Information
- League: Atlantic League of Professional Baseball (South Division)
- Location: Gastonia, North Carolina
- Ballpark: CaroMont Health Park
- Founded: 2024
- Colors: Red, black, green, gold, white
- Ownership: Zawyer Sports & Entertainment
- General manager: Brady Salisbury
- Manager: Mauro Gozzo
- Website: ghostpeppersbaseball.com

= Gastonia Ghost Peppers =

Minor-league professional baseball team in North Carolina, US

The Gastonia Ghost Peppers are a professional baseball team based in Gastonia, North Carolina, which began play in 2024. They compete in the South Division of the Atlantic League of Professional Baseball, a partner league of Major League Baseball. The Ghost Peppers play their home games at CaroMont Health Park, which opened in 2021. The team was known as the Gastonia Baseball Club in 2024 before becoming the Ghost Peppers in 2025.

==History==
In November 2023, the Atlantic League terminated the membership of the Gastonia Honey Hunters, citing significant unpaid debts to the league, and announced the intent to field another team in Gastonia, North Carolina, in 2024. In February 2024, new owners of a yet-to-be-named Atlantic League team to play at CaroMont Health Park were announced. The city and Zawyer Sports & Entertainment signed a 15-year stadium lease agreement. The new team hired the general manager and manager of the Honey Hunters, as well as other coaches.

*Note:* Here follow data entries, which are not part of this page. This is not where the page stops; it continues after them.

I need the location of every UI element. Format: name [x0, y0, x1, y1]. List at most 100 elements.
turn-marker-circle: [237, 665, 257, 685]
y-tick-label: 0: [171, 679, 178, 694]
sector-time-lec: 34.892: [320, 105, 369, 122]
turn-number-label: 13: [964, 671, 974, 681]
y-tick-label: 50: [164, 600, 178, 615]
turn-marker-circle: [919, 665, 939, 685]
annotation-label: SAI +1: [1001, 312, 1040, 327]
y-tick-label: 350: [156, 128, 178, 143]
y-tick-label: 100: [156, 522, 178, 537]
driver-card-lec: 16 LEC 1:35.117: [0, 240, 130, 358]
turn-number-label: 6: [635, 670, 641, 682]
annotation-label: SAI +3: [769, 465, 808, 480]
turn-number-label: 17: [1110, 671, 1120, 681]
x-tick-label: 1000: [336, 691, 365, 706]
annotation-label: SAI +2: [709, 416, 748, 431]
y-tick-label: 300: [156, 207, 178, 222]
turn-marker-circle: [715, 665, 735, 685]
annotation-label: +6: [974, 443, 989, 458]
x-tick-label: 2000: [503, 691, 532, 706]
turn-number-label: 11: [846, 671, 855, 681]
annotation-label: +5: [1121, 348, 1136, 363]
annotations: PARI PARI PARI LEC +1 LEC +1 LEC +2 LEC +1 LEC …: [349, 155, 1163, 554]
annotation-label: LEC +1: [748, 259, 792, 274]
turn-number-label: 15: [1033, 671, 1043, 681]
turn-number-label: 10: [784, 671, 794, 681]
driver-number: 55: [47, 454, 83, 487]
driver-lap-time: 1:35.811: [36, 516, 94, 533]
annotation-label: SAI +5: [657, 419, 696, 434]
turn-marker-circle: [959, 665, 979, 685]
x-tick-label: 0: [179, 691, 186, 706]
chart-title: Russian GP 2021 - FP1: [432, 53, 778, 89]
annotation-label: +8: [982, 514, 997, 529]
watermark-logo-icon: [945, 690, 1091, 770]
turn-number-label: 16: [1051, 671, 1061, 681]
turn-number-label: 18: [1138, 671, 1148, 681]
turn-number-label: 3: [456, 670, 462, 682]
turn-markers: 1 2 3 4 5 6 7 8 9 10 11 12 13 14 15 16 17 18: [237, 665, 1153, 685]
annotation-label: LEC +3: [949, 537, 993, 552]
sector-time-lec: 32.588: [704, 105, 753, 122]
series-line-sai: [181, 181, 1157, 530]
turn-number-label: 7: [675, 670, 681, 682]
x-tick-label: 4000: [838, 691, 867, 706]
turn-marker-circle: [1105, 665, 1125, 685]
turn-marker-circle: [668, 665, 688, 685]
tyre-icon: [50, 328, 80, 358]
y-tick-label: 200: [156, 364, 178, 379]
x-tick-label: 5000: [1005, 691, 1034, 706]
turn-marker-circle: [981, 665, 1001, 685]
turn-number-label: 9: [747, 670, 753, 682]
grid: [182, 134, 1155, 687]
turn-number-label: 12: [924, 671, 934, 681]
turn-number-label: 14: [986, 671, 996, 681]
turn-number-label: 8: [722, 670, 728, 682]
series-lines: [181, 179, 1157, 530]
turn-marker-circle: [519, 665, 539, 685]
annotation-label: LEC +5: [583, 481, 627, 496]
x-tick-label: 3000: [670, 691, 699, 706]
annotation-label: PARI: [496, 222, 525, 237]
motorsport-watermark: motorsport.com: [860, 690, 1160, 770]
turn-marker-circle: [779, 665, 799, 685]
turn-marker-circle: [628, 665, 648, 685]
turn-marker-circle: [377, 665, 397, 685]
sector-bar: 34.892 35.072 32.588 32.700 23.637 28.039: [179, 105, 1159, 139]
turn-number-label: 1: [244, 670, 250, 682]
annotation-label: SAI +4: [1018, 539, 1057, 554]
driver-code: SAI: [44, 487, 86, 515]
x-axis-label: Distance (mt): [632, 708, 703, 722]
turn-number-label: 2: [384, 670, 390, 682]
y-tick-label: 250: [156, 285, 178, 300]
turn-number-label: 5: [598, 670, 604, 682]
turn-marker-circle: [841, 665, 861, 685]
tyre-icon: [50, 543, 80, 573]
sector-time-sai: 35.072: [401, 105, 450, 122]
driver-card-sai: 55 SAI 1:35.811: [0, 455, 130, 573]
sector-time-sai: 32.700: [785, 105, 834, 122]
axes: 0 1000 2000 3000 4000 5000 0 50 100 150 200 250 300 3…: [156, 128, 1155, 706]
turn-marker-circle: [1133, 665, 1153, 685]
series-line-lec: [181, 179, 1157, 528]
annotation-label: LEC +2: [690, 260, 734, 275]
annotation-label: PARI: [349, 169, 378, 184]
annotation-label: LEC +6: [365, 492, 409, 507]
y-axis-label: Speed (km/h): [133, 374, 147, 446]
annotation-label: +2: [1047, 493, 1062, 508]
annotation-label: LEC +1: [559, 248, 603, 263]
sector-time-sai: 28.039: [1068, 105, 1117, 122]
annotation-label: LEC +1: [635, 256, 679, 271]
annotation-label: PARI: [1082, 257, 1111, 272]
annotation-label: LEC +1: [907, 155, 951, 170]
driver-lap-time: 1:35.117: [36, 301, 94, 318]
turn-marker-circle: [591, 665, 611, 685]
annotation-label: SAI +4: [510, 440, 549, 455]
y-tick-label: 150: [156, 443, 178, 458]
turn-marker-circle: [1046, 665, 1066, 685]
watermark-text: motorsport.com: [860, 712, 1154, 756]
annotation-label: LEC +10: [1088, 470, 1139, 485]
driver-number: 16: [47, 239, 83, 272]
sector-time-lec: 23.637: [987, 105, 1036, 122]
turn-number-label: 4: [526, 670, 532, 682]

The Gastonia Baseball Club played their first game on April 25, 2024, a 3–2 loss to the Southern Maryland Blue Crabs. Their first win came the next day against the same opponent, 7–3, allowing no hits until the eighth inning.

==Name==
The Gastonia Baseball Club retained that name for the 2024 season while testing seven other possible permanent names on specific "What If?" dates. The other names were Gastronauts, Bolognia, Galactic Dinos, Ghost Peppers, Zombees, Garden Gnomes, and Yarniaks. In August 2024, the team asked fans to vote for one of the names by the end of the month. The "What If?" promotion was recognized with the Atlantic League's "Promotion of the Year" award. On October 16, the team revealed its official name as the Gastonia Ghost Peppers.

== Mascot ==
On March 24, 2025, the Gastonia Ghost Peppers unveiled their new mascot "Peppy," a six foot red anthropomorphic ghost pepper with green eyes. The reveal was reported locally and nationally by Yahoo Sports on social media, as well as being commented on by Jesse Cole, the owner of the Savannah Bananas, in a YouTube short.

Peppy received the Atlantic League Mascot of the Year award on October 6, 2025.